Final Report Summary - PHAGE-BEADS (Hydrogel-Phage Composite Materials and Droplet Microfluidics)
Directed evolution, a technology to improve proteins towards novel desirable properties, is based on introducing mutations on the genetic level, subsequent screening for improved variants, and iteration. With enzymes, assays usually require reaction vessels which limits the number of clones that can be screened with conventional methods. Using microfluidic, picoliter-sized emulsion droplets for assays enables directed evolution experiments to have a much higher throughput and thus improved chances of success. We developed two novel formats for emulsion-based directed evolution campaigns, the first based on transforming monodisperse water-in-oil (w/o) emulsion droplets into water-in-oil-in-water (w/o/w) double emulsions, the second transforming emulsions into gel-shell beads. Both approaches allow to analyze and sort the resulting microcompartments with fluorescence-activated cell sorting (FACS). The resulting workflows, due to their exceptional high throughput, provide novel possibilities for research while being simple enough to be adapted by laboratories not specialized in microfluidic technology.
From enzyme assays in emulsion droplets to library screens
Monodisperse emulsion droplets are produced in microfluidic chips with high throughput (up to 10 kHz) so that single cells (containing enzyme alongside encoding plasmid) are compartmentalized together with substrate. For a lysate assay, cells are destroyed directly after droplet formation, starting the enzymatic reaction. Monodispersity of the sample allows precise and quantitative readout reflecting the amount of substrate turned over to fluorescent product. Typically the level of stringency in our selections is adjusted with heat inactivation: the assays are stopped where the “parent”- enzyme shows little or no measurable turnover yet, so that hits can be confidently distinguished. Currently, we can screen libraries of about one million clones per experiment.

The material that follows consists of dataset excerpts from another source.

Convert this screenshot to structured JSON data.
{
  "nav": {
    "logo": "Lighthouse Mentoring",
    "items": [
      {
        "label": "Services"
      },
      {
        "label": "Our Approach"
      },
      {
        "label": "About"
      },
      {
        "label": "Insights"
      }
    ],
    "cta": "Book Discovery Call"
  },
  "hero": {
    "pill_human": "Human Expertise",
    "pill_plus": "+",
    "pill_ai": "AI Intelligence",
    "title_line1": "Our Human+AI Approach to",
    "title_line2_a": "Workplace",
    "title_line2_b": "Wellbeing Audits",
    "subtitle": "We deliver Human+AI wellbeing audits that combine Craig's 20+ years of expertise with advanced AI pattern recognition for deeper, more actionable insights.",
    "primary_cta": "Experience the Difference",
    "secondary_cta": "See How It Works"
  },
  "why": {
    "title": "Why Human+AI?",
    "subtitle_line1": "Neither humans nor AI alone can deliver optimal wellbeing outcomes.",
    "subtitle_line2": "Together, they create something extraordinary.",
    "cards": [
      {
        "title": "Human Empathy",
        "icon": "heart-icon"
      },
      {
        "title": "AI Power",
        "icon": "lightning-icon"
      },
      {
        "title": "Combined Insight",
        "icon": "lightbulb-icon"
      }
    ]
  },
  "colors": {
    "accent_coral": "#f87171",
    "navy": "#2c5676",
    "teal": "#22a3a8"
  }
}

Sorting of droplets with Flow Cytometry
In contrast to using sophisticated microfluidic chips for sorting (Agresti J et al., PNAS, 2010, 4004) we transform emulsions into double emulsions or gel-shell beads without losing the required genotypephenotype linkage. FACS can then be used to screen for improved variants. After sorting the encoding plasmids of selected clones are extracted, amplified and recloned for being applied to another round of screening, mutation or in-depth monoclonal analysis using 96-well plates. In this way, the microfluidic tools necessary for directed evolution experiments are reduced to operating a microfluidic droplet generator; all equipment is inexpensive and commercially available. Flow cytometers are widely used for sorting cells and sorting with exceptional high throughput (about 108 events/h) is routine with this mature technology.

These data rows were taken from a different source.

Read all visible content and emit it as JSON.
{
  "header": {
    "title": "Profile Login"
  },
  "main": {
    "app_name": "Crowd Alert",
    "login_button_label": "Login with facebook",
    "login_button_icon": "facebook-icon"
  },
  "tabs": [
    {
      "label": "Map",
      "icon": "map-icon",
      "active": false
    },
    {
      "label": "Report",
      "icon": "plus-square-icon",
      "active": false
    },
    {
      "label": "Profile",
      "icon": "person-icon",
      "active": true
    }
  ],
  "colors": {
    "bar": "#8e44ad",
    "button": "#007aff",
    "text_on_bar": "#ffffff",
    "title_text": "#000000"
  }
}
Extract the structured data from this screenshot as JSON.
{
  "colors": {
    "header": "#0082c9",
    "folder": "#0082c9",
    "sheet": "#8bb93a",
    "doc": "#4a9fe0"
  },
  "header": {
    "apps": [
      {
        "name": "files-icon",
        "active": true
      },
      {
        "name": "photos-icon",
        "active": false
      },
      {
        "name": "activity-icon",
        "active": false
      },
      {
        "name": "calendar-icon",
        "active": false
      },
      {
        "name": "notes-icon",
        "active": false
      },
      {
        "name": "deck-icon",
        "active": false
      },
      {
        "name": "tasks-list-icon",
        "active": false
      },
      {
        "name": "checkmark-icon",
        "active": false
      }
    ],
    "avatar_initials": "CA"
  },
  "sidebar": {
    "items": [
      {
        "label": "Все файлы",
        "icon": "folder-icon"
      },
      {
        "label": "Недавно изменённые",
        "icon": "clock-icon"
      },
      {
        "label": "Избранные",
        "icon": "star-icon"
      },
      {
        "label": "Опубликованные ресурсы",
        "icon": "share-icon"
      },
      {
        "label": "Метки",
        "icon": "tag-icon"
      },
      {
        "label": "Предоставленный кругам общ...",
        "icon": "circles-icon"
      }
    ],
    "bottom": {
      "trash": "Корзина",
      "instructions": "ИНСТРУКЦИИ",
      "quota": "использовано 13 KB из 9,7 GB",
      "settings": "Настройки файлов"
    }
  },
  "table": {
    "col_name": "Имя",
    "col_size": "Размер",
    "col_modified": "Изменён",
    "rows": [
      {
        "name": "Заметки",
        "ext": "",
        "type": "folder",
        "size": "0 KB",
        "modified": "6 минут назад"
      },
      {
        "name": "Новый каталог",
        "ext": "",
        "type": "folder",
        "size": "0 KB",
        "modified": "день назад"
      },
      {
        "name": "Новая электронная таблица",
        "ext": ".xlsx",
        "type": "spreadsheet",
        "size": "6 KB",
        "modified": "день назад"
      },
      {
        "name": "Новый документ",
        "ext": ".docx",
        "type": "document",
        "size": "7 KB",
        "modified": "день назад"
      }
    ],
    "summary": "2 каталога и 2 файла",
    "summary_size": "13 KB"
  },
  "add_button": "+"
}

Double emulsion compartments
The initial emulsion containing enzymatic assays of single library members is transformed into a double emulsion by processing with a hydrophilic flowfocusing chip. This second droplet generator transforms the w/o emulsion into w/o/w double emulsion without decoupling the genotype-phenotype linkage. Size and monodispersity of the first emulsion is preserved. These samples can then be sorted with FACS.